Obama hopes to “cut loose the shackles of the past, so as to reach for a better future for the Cuban people, for the American people, for our entire hemisphere and for the world.”
Obama has instructed Secretary of State John Kerry to immediately begin discussions with Cuba and work towards eliminating a decades-long ban that was placed under the Kennedy administration. Obama is said to have had a lengthy phone conversation with Cuban president Raul Castro. This marks the first attempt by the U.S. to resolve issues with Cuba.
Despite efforts to mend their relationship, the U.S. and Cuba have made it unclear whether the embargo will be fully lifted. Both countries have made the conscious effort, however, to put aside their differences in order to achieve peaceful relations.
Alan Gross, a subcontractor for the U.S. Agency for International Development, had been working on improving internet in Cuba when the Cuban court found him guilty and sentenced him to 15 years in prison. His imprisonment helped move the two countries towards trade negotiations and talks of issues like human rights and democracy.
Students and faculty at MAST have also expressed opinions on the changing status of the Cuban embargo. Sophomore Joshua Escalona is in full support of Obama’s move to normalize relations with Cuba.
“I support Obama in trying to lift the Cuban embargo. It will allow for greater business and economic opportunities,” Escalona said.
Also supporting the lift of the Cuban embargo is junior Luis Paez. “I am for the lifting of the Cuban embargo. I think it will help facilitate economic and social opportunities in Cuba,” Paez said.
Obama’s announcement to loosen the restrictions placed on Cuba has raised concerns for many Americans.
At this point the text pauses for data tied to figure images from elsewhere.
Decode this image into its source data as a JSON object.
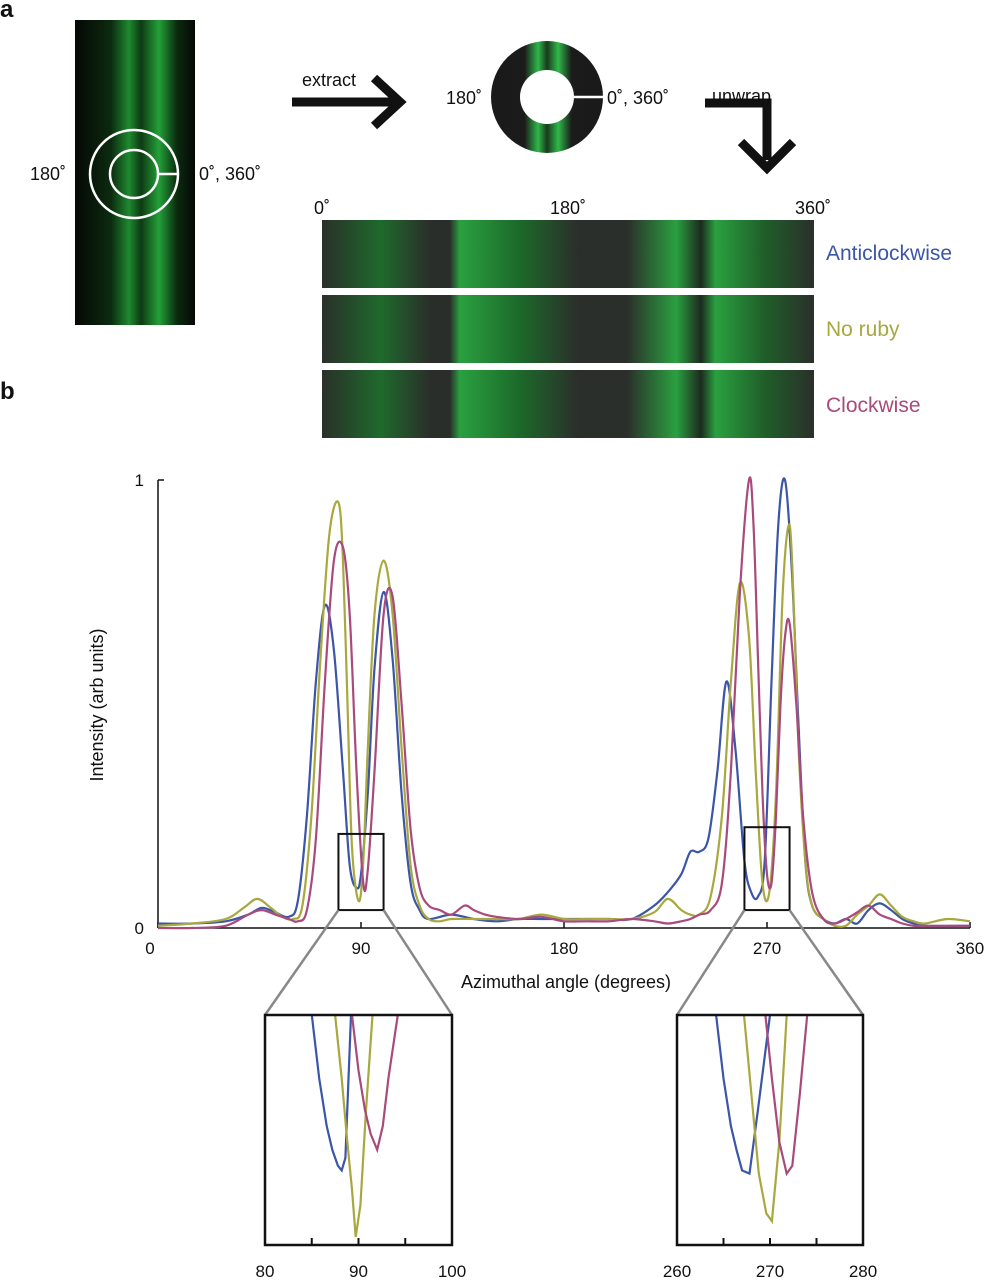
{
  "panels": {
    "a": "a",
    "b": "b"
  },
  "top": {
    "left_ring": {
      "label_180": "180˚",
      "label_0": "0˚, 360˚"
    },
    "extract_label": "extract",
    "unwrap_label": "unwrap",
    "ring": {
      "label_180": "180˚",
      "label_0": "0˚, 360˚"
    },
    "unwrap_ticks": [
      "0˚",
      "180˚",
      "360˚"
    ],
    "strips": [
      {
        "name": "Anticlockwise",
        "color": "#3b55a8"
      },
      {
        "name": "No ruby",
        "color": "#a8a83f"
      },
      {
        "name": "Clockwise",
        "color": "#a84a7c"
      }
    ]
  },
  "chart_data": [
    {
      "type": "line",
      "xlabel": "Azimuthal angle (degrees)",
      "ylabel": "Intensity (arb units)",
      "xlim": [
        0,
        360
      ],
      "ylim": [
        0,
        1
      ],
      "xticks": [
        0,
        90,
        180,
        270,
        360
      ],
      "yticks": [
        0,
        1
      ],
      "series": [
        {
          "name": "Anticlockwise",
          "color": "#3b55a8",
          "x": [
            0,
            15,
            30,
            40,
            46,
            52,
            58,
            62,
            66,
            70,
            74,
            78,
            82,
            85,
            88,
            90,
            93,
            96,
            100,
            104,
            108,
            112,
            116,
            120,
            130,
            140,
            150,
            160,
            170,
            180,
            190,
            200,
            210,
            220,
            226,
            232,
            236,
            240,
            244,
            248,
            252,
            256,
            260,
            263,
            266,
            269,
            272,
            275,
            278,
            281,
            284,
            287,
            290,
            295,
            300,
            305,
            310,
            315,
            320,
            325,
            330,
            335,
            340,
            360
          ],
          "y": [
            0.01,
            0.01,
            0.015,
            0.03,
            0.045,
            0.035,
            0.025,
            0.06,
            0.25,
            0.55,
            0.72,
            0.62,
            0.35,
            0.14,
            0.09,
            0.12,
            0.3,
            0.58,
            0.75,
            0.6,
            0.3,
            0.1,
            0.04,
            0.02,
            0.03,
            0.02,
            0.015,
            0.02,
            0.02,
            0.02,
            0.02,
            0.02,
            0.02,
            0.05,
            0.08,
            0.12,
            0.17,
            0.17,
            0.2,
            0.35,
            0.55,
            0.4,
            0.15,
            0.08,
            0.07,
            0.15,
            0.55,
            0.9,
            1.0,
            0.8,
            0.45,
            0.15,
            0.05,
            0.02,
            0.01,
            0.02,
            0.01,
            0.04,
            0.055,
            0.04,
            0.02,
            0.01,
            0.005,
            0.005
          ]
        },
        {
          "name": "No ruby",
          "color": "#a8a83f",
          "x": [
            0,
            15,
            30,
            38,
            44,
            50,
            55,
            60,
            64,
            68,
            72,
            76,
            80,
            82,
            84,
            86,
            89,
            91,
            93,
            96,
            100,
            104,
            108,
            112,
            116,
            120,
            125,
            130,
            140,
            150,
            160,
            170,
            180,
            190,
            200,
            210,
            220,
            226,
            232,
            236,
            240,
            245,
            250,
            254,
            258,
            262,
            265,
            268,
            271,
            274,
            277,
            280,
            282,
            284,
            287,
            290,
            295,
            300,
            305,
            310,
            315,
            320,
            325,
            330,
            335,
            340,
            350,
            360
          ],
          "y": [
            0.005,
            0.01,
            0.02,
            0.045,
            0.065,
            0.045,
            0.025,
            0.02,
            0.05,
            0.25,
            0.6,
            0.88,
            0.95,
            0.82,
            0.5,
            0.18,
            0.06,
            0.15,
            0.4,
            0.7,
            0.82,
            0.7,
            0.4,
            0.14,
            0.05,
            0.02,
            0.015,
            0.02,
            0.02,
            0.02,
            0.02,
            0.03,
            0.02,
            0.02,
            0.02,
            0.02,
            0.035,
            0.065,
            0.04,
            0.03,
            0.03,
            0.07,
            0.25,
            0.55,
            0.77,
            0.65,
            0.35,
            0.1,
            0.08,
            0.3,
            0.75,
            0.9,
            0.7,
            0.4,
            0.15,
            0.05,
            0.02,
            0.005,
            0.005,
            0.03,
            0.05,
            0.075,
            0.05,
            0.025,
            0.015,
            0.01,
            0.02,
            0.015
          ]
        },
        {
          "name": "Clockwise",
          "color": "#a84a7c",
          "x": [
            0,
            15,
            30,
            40,
            46,
            52,
            58,
            62,
            66,
            70,
            74,
            78,
            82,
            85,
            88,
            91,
            93,
            96,
            100,
            104,
            108,
            112,
            116,
            120,
            125,
            130,
            136,
            140,
            145,
            150,
            160,
            170,
            180,
            190,
            200,
            210,
            220,
            226,
            232,
            236,
            240,
            245,
            250,
            254,
            258,
            262,
            264,
            266,
            268,
            270,
            272,
            274,
            276,
            278,
            280,
            283,
            286,
            290,
            295,
            300,
            305,
            310,
            315,
            320,
            325,
            330,
            335,
            340,
            360
          ],
          "y": [
            0.0,
            0.0,
            0.005,
            0.03,
            0.04,
            0.03,
            0.02,
            0.015,
            0.04,
            0.2,
            0.55,
            0.82,
            0.85,
            0.7,
            0.35,
            0.1,
            0.13,
            0.35,
            0.7,
            0.74,
            0.5,
            0.22,
            0.09,
            0.05,
            0.04,
            0.03,
            0.05,
            0.04,
            0.03,
            0.025,
            0.02,
            0.025,
            0.015,
            0.015,
            0.015,
            0.02,
            0.015,
            0.01,
            0.015,
            0.02,
            0.03,
            0.04,
            0.1,
            0.35,
            0.75,
            1.0,
            0.9,
            0.6,
            0.3,
            0.12,
            0.1,
            0.25,
            0.5,
            0.65,
            0.68,
            0.5,
            0.25,
            0.08,
            0.02,
            0.01,
            0.02,
            0.035,
            0.05,
            0.03,
            0.02,
            0.01,
            0.005,
            0.005,
            0.005
          ]
        }
      ]
    },
    {
      "type": "line",
      "xlim": [
        80,
        100
      ],
      "xticks": [
        80,
        90,
        100
      ],
      "series": [
        {
          "name": "Anticlockwise",
          "color": "#3b55a8",
          "x": [
            85,
            85.8,
            86.6,
            87.2,
            87.8,
            88.2,
            88.6,
            89.2
          ],
          "y": [
            0.2,
            0.16,
            0.13,
            0.115,
            0.105,
            0.102,
            0.11,
            0.2
          ]
        },
        {
          "name": "No ruby",
          "color": "#a8a83f",
          "x": [
            87.5,
            88.2,
            88.8,
            89.3,
            89.7,
            90.2,
            90.8,
            91.5
          ],
          "y": [
            0.2,
            0.16,
            0.12,
            0.09,
            0.06,
            0.08,
            0.14,
            0.2
          ]
        },
        {
          "name": "Clockwise",
          "color": "#a84a7c",
          "x": [
            89.3,
            90,
            90.7,
            91.3,
            92,
            92.6,
            93.2,
            94.2
          ],
          "y": [
            0.2,
            0.165,
            0.14,
            0.125,
            0.115,
            0.13,
            0.16,
            0.2
          ]
        }
      ]
    },
    {
      "type": "line",
      "xlim": [
        260,
        280
      ],
      "xticks": [
        260,
        270,
        280
      ],
      "series": [
        {
          "name": "Anticlockwise",
          "color": "#3b55a8",
          "x": [
            264.2,
            265,
            265.8,
            266.4,
            267,
            267.8,
            268.7,
            270
          ],
          "y": [
            0.2,
            0.16,
            0.13,
            0.115,
            0.102,
            0.1,
            0.14,
            0.2
          ]
        },
        {
          "name": "No ruby",
          "color": "#a8a83f",
          "x": [
            267.2,
            268,
            268.8,
            269.6,
            270.2,
            271,
            271.8
          ],
          "y": [
            0.2,
            0.15,
            0.1,
            0.075,
            0.07,
            0.12,
            0.2
          ]
        },
        {
          "name": "Clockwise",
          "color": "#a84a7c",
          "x": [
            269.5,
            270.2,
            271,
            271.8,
            272.4,
            273.2,
            274
          ],
          "y": [
            0.2,
            0.16,
            0.12,
            0.1,
            0.105,
            0.15,
            0.2
          ]
        }
      ]
    }
  ]
}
The financial opportunities will no doubt open once the Cuban embargo is put to rest, but many worry for the Cuban people, and whether the embargo might enhance the oppression they endure.
Social studies teacher Richard Cabrera, for instance, is wary of the political exchanges happening between the U.S. and Cuba.
“In the lifting of the Cuban embargo there is no guarantee that the Cuban people will benefit, either economically or human rights wise,” Cabrera said.
The Obama administration’s efforts to reconcile with Cuba demonstrate the changing shift in politics. The rivalry present during the Cold War era is slowly disappearing, and the U.S. is working towards achieving strong diplomatic relations with Cuba that will foster financial and democratic reforms.